DEP promises water fix

The head of the state’s environmental protection agency made several promises to study and repair negative impacts from natural gas drilling in this Susquehanna County community Monday, including the vow residents with contaminated drinking water most wanted to hear.

The state will push to get a new supply of clean water piped to the homes of 14 Dimock families whose water the Department of Environmental Protection found was damaged by Cabot Oil and Gas Corp. as it drilled for gas in the Marcellus Shale.
Additional homes have been added to those covered by a previous court order.
The department plans to get an interim answer from the company this week about whether it will agree to the proposal for replacing the residents’ household water, DEP Secretary John Hanger said.
“We will be complete advocates, regardless, for this permanent water solution,” he said at the end of an hour long meeting with the affected families.
DEP suspended portions of Cabot’s operations in April after it found that 14 of the company’s gas wells in Dimock were improperly constructed or overpressured and were causing methane to seep into residential drinking water wells.

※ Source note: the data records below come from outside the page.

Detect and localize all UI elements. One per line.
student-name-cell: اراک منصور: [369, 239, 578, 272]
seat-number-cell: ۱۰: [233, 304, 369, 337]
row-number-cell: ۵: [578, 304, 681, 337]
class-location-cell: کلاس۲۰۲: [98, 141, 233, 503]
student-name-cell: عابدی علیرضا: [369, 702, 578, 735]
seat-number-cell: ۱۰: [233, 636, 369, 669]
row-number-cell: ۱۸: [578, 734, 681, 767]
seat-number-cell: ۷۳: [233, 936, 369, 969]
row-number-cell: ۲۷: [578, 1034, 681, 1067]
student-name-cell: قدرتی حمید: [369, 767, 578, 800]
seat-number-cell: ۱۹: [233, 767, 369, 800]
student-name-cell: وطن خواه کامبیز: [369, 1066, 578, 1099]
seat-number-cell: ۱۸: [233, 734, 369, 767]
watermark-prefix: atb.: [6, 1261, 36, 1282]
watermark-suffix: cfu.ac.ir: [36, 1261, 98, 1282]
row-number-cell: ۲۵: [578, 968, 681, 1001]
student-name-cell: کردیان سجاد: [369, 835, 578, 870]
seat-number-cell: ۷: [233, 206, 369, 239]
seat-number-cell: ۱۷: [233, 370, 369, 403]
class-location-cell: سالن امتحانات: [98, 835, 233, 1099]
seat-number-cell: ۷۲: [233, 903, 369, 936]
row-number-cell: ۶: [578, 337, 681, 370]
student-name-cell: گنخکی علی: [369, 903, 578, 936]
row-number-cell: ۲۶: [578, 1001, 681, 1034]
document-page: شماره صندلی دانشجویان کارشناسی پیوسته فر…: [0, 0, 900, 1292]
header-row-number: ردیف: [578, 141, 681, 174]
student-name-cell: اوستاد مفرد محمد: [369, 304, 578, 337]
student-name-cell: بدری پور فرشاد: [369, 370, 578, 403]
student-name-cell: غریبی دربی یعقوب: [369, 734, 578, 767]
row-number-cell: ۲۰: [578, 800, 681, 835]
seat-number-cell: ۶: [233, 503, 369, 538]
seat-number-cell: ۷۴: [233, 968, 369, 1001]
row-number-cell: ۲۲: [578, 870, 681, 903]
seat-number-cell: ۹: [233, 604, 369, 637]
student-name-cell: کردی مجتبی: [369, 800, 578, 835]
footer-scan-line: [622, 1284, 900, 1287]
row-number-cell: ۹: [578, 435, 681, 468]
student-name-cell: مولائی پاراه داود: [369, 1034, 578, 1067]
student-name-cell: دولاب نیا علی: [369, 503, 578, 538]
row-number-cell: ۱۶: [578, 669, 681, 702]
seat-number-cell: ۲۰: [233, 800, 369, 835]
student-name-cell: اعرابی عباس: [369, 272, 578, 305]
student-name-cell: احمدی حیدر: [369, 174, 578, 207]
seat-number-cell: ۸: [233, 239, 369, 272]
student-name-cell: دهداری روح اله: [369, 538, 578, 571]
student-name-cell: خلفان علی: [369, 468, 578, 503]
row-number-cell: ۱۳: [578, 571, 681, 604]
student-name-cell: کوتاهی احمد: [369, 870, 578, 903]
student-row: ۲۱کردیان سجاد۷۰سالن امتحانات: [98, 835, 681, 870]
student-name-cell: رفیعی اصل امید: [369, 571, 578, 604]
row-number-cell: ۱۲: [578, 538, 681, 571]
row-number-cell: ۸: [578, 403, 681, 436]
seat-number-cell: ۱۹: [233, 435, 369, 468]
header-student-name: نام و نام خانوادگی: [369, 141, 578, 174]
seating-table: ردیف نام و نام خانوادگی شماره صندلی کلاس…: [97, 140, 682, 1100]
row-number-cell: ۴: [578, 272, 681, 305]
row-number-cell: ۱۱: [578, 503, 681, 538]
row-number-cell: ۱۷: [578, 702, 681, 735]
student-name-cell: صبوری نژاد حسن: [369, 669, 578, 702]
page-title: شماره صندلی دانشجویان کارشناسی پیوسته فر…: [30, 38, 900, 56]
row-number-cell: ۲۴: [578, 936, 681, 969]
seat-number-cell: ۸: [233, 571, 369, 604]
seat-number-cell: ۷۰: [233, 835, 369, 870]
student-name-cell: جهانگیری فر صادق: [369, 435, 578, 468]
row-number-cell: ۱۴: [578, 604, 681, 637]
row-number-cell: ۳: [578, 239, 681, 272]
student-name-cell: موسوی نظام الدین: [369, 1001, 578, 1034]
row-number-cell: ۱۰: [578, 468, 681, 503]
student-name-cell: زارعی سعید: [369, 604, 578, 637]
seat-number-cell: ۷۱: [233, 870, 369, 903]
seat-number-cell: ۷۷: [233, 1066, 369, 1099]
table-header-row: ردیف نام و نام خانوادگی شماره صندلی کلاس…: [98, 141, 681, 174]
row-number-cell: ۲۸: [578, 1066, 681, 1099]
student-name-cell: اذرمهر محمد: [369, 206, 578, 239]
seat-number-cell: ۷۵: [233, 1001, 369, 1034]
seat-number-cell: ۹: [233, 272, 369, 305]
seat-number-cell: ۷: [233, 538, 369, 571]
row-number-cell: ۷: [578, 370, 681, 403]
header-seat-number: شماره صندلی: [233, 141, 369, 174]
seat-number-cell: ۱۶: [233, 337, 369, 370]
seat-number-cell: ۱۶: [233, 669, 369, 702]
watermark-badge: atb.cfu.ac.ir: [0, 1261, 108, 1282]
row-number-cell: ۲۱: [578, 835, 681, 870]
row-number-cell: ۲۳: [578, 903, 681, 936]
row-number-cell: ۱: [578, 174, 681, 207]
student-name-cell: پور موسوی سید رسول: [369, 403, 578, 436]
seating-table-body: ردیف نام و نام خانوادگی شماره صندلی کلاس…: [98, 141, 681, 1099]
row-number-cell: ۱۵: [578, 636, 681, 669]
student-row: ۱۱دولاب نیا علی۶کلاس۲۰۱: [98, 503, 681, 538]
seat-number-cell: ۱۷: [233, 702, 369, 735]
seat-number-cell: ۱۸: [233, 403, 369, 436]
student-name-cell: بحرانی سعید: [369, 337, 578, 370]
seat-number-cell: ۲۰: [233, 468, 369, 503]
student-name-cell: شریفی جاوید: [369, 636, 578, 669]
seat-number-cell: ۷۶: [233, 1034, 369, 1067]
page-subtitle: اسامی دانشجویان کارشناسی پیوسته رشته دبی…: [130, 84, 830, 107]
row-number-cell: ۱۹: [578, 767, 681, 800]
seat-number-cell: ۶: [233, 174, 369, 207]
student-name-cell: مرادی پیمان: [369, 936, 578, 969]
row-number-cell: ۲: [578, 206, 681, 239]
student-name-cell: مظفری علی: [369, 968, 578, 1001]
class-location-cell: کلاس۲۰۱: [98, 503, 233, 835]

The company was ordered to fix the affected water supplies by May 15, but at least 11 of the 14 families appealed Cabot’s proposed solution – methane elimination systems to be installed in each of the homes – saying that the systems do not meet the standard set by law for drillers to “permanently restore or replace” damaged water supplies.
The company was given an extension until Sept. 17 so the department could find a water solution that the families would accept – a consensus Hanger said was reached Monday.
“Now we go to work to turn that consensus into a reality,” he said.
Cabot has accepted responsibility for fixing the methane problem even though it does not believe it caused it.
The company has said that methane is naturally occurring in Susquehanna County water wells and was present in the Dimock wells long before any drilling began.
Hanger also committed Monday to send the agency’s mobile air-monitoring unit to Dimock to test the air quality around natural gas compressor stations and storage tanks used to hold the materials that come up with natural gas during the life of each well.
Before the meeting, he stood on the porch of Ronald and Jean Carter’s mobile home less than 500 feet from a well site and watched the storage tanks hiss and vent every minute or so.
He also vowed to find out “right away” why two families with complaints about their drinking water who live adjacent to the same gas well have not received temporary water-replacement supplies.
And during a visit to Craig and Julie Sautner’s home – where Cabot installed, then took offline, an elaborate water-treatment system in the basement that failed to work – Hanger promised to have DEP inspectors test the brown silt and water in the 550-gallon container in the family’s garage that Cabot contractors fill daily to supply the family with water.
He also asked for tests from the family’s disconnected water well after Craig Sautner shook a milk jug full of the water and stirred up an inch of white suds that lingered on the surface.
“We shouldn’t have to live like this,” he said. “Enough’s enough.”